I did my undergraduate as well as master’s in the subject of life-sciences at Bharathidasan University, in Tiruchirappalli, India. I pursued my first research at the Indian Institute of Toxicology Research, under the guidance of Dr. Aruna Satish, and this experience prompted me to develop my interest in the field of research. I did my Ph.D. work in neuroscience at Pompeu Fabra University in Barcelona with a scholarship in the lab of Dr. Aurora Pujol. I got involved on several preclinical studies for a devastating neurodegenerative disorder, X-linked Adrenoleukodystrophy (X-ALD), where I further advanced my strong interest in the research of neuroscience. I had the privilege of leading a project where I studied the contribution of non-neuronal cells (mainly glia) in X-ALD disease and provided a potential therapy to halt the disease progression in the X-ALD mice model.
With the said research background, I am continuing my research in the field of neuroscience as a post-doctoral research fellow in Dr. Jie Jiang’s lab at Emory University in Atlanta. I am currently involved in studying the disease mechanism in Amyotrophic Lateral Sclerosis (ALS) caused by C9orf72 repeat expansions and KIF5A mutations.
What are the goals of your funded research project?

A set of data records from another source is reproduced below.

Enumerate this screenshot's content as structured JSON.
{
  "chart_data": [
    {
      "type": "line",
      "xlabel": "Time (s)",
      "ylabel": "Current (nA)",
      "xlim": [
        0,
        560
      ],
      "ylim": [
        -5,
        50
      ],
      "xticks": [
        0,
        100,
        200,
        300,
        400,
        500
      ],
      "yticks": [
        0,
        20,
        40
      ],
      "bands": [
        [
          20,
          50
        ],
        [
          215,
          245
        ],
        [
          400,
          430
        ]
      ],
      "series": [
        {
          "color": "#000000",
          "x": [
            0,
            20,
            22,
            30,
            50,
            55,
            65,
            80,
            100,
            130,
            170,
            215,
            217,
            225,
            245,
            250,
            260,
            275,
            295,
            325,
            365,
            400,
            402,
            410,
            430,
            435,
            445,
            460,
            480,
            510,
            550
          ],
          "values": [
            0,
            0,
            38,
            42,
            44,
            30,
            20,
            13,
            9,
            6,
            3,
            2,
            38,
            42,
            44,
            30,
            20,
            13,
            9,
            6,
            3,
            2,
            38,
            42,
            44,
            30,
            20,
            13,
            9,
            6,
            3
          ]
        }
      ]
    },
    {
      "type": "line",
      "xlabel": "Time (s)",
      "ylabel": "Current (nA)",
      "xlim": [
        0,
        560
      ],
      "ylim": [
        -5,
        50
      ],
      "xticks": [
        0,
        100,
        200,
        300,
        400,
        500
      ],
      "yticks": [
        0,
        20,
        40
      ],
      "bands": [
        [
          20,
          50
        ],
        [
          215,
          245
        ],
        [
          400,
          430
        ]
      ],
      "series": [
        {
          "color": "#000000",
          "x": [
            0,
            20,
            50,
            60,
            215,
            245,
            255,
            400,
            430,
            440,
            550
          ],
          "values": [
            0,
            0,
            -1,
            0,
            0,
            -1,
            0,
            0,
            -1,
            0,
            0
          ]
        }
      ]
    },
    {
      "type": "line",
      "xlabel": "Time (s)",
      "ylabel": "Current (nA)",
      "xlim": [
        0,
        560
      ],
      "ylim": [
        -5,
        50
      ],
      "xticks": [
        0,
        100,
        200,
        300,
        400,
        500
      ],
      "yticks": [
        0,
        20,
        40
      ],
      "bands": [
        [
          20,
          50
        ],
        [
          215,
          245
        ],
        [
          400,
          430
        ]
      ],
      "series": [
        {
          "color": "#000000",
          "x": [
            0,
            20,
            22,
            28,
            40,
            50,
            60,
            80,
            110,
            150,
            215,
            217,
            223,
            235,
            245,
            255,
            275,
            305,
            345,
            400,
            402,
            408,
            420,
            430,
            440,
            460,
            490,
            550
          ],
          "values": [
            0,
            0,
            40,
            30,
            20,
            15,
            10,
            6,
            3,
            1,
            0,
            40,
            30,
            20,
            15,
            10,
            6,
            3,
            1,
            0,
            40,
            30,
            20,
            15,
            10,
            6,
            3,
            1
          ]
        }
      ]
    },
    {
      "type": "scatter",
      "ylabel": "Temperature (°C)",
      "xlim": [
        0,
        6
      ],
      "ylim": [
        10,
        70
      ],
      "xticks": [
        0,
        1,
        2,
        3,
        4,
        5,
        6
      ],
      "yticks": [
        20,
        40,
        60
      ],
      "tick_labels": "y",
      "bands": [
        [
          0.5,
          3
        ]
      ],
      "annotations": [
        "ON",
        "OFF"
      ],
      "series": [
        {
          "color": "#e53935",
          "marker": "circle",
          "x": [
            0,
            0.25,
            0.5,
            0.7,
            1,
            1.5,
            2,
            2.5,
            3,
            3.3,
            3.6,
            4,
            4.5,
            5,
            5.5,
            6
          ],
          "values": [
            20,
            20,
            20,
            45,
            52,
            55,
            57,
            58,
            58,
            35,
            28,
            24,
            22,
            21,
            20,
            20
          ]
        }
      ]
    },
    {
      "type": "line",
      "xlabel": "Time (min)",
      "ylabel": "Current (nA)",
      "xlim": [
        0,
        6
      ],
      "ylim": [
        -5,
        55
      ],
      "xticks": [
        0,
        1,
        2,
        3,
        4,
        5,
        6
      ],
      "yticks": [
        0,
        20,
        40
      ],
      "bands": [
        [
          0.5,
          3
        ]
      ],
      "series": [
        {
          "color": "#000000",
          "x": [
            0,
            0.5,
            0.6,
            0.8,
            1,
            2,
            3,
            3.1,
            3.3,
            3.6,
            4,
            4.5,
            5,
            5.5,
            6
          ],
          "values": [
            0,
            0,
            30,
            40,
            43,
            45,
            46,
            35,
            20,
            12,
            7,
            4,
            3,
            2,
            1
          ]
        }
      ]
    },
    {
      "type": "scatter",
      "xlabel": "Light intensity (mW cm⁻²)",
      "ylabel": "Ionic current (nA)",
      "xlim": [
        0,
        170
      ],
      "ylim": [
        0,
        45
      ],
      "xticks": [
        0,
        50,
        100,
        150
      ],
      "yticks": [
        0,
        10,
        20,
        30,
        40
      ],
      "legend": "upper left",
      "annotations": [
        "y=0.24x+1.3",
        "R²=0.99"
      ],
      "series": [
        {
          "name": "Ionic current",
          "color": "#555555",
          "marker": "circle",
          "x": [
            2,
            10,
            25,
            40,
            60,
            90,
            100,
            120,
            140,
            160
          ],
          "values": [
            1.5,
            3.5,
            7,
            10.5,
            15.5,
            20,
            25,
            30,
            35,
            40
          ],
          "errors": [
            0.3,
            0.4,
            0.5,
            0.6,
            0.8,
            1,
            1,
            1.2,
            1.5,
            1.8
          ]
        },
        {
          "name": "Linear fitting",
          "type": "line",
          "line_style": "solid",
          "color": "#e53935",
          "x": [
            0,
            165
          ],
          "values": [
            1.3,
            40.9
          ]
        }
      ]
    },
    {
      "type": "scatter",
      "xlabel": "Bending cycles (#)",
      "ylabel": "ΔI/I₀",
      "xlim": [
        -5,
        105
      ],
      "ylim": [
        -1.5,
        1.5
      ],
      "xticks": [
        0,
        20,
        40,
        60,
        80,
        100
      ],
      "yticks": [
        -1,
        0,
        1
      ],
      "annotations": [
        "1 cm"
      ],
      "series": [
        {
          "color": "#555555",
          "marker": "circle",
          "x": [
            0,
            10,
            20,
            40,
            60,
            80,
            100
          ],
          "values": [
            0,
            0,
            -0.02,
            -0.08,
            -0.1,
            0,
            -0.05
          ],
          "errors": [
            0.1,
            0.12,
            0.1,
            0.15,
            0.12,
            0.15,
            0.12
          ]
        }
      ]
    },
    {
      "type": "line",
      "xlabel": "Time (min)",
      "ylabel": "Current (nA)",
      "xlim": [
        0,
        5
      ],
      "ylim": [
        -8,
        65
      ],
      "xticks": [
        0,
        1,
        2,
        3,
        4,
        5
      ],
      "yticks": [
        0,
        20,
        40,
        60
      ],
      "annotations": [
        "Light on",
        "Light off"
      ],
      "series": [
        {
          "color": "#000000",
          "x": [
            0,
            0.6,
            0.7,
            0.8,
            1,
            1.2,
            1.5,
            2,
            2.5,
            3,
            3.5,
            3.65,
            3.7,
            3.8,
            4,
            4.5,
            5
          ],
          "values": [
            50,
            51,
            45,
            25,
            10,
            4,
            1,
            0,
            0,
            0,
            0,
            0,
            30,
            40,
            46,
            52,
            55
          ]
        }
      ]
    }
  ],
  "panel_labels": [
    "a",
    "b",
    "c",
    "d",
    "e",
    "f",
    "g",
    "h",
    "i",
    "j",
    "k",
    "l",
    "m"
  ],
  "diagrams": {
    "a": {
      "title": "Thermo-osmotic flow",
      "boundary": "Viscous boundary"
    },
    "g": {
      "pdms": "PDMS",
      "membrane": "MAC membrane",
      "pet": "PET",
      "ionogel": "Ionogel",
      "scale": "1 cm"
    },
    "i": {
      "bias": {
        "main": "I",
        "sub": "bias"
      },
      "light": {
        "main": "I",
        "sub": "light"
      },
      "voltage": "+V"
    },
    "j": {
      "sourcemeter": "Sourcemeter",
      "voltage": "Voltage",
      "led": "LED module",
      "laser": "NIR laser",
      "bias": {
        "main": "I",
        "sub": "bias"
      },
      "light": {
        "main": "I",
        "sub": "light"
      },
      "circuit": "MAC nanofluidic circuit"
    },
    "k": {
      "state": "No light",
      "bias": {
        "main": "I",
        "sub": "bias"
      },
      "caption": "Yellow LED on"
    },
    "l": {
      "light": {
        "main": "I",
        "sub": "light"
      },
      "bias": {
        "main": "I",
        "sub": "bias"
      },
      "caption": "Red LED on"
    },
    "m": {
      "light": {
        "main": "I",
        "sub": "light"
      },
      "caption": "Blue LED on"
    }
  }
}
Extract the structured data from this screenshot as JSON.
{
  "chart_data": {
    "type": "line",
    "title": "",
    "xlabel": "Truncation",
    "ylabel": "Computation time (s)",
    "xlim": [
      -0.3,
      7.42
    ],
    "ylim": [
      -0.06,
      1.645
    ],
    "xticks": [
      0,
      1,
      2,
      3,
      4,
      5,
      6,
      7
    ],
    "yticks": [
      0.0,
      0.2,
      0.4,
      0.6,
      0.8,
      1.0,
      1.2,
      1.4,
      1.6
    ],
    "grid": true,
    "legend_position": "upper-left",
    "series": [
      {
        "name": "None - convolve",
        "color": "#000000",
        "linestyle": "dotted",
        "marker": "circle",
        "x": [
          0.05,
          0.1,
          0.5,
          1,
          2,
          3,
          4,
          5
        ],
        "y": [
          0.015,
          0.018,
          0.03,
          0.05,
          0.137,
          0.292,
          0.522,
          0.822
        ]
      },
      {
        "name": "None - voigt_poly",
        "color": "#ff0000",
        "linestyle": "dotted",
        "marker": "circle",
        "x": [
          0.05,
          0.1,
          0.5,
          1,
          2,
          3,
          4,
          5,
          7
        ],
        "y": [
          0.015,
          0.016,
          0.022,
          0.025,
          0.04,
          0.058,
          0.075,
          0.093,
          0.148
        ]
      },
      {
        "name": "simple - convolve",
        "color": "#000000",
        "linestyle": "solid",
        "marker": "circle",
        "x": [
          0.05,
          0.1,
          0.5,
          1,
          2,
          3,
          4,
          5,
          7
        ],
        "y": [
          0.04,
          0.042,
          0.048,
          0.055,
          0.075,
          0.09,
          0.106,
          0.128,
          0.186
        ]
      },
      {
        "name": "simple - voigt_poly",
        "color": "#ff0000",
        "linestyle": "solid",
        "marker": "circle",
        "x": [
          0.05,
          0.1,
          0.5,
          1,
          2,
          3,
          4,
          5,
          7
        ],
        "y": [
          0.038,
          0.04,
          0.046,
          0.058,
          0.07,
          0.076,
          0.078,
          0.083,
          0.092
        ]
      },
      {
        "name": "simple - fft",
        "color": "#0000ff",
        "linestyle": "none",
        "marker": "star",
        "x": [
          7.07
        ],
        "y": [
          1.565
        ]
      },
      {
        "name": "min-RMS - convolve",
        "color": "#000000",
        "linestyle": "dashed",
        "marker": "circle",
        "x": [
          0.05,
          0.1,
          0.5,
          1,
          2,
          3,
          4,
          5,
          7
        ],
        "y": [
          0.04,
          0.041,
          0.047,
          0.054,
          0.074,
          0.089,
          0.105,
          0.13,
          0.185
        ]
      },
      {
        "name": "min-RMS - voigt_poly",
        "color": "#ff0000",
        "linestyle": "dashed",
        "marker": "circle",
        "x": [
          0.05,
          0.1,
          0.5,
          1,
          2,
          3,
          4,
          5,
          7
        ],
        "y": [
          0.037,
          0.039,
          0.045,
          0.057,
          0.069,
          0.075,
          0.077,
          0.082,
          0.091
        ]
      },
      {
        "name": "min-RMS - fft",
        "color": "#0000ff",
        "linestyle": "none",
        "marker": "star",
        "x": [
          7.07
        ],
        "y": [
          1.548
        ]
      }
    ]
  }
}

Disruptions in intracellular transport are implicated in the pathogenesis of ALS. In 2018, mutations in the KIF5A gene were identified as genetic causes of ALS. Although KIF5A is a motor protein important for cargo transport, the pathogenic mechanisms of mutant KIF5A in ALS is unclear. The objective of my project is to unravel the underlying disease mechanism by applying an unbiased proteomic approach using proximity-labeling to identify novel binding partners and evaluate their therapeutic relevance in different model systems.
What do you like about working in the ALS research field?
It is really an amalgamation of people who unite for research work related to ALS disease. The best part of being here is working so close with meritorious and adorable physicians, scientists and researchers who can help each other mutually to learn new and exciting techniques and provide opportunities to attend and participate in their research symposiums. The wisdom of learned physicians and scientists is of immense help to learn many novel ways and means to attain our ultimate objectives. The prevailing environment paved the way to develop a passion in the field of ALS research and the importance of the role of researchers.
How might your work impact the ALS community?
I believe that the results to emanate from this study will shine light on how the disrupted axon transport contributed to the disease pathogenesis in ALS patients and imply new therapeutic strategies to treat this devastating disease.
It is often said that ALS is one of the most complex diseases to understand. Yet, you go to work every day to tackle the challenges of your research. What gives you hope that there will someday be a world without ALS?
Yes, the said statement may be true. Yet, in recent years, there have been exciting developments that offer hope for successful treatment of ALS disease. Several new biomarkers are in the process to better define ALS populations. Nothing is perpetual in the world except the ‘changes,’ and this truth gives me the hope that we can make a world without ALS one day. With numerous brains from different cross sections of the world that have already been engaged towards the direction of finding out the treatment for this disease, I am hopeful that the day when our dreams coming true is not so far.
What do you like to do when you aren’t in the lab?
Outside the lab, I love cooking, reading research articles and enjoy doing hiking.
Is there anything else you’d like to add?
I really want to thank whole heartedly The ALS Association for supporting my research work by way of a financial grant. I feel honored for having been selected as a Safenowitz Postdoc Fellow. It is a great gesture to mention that this kind of fellowship support for the international researchers, who are at an early stage of their research career and wish to conduct research in the ALS field, will motivate them to continue their research with unstinting dedication. Research is not a destination, it is a journey, and it continues ever till we find a cure for a disease.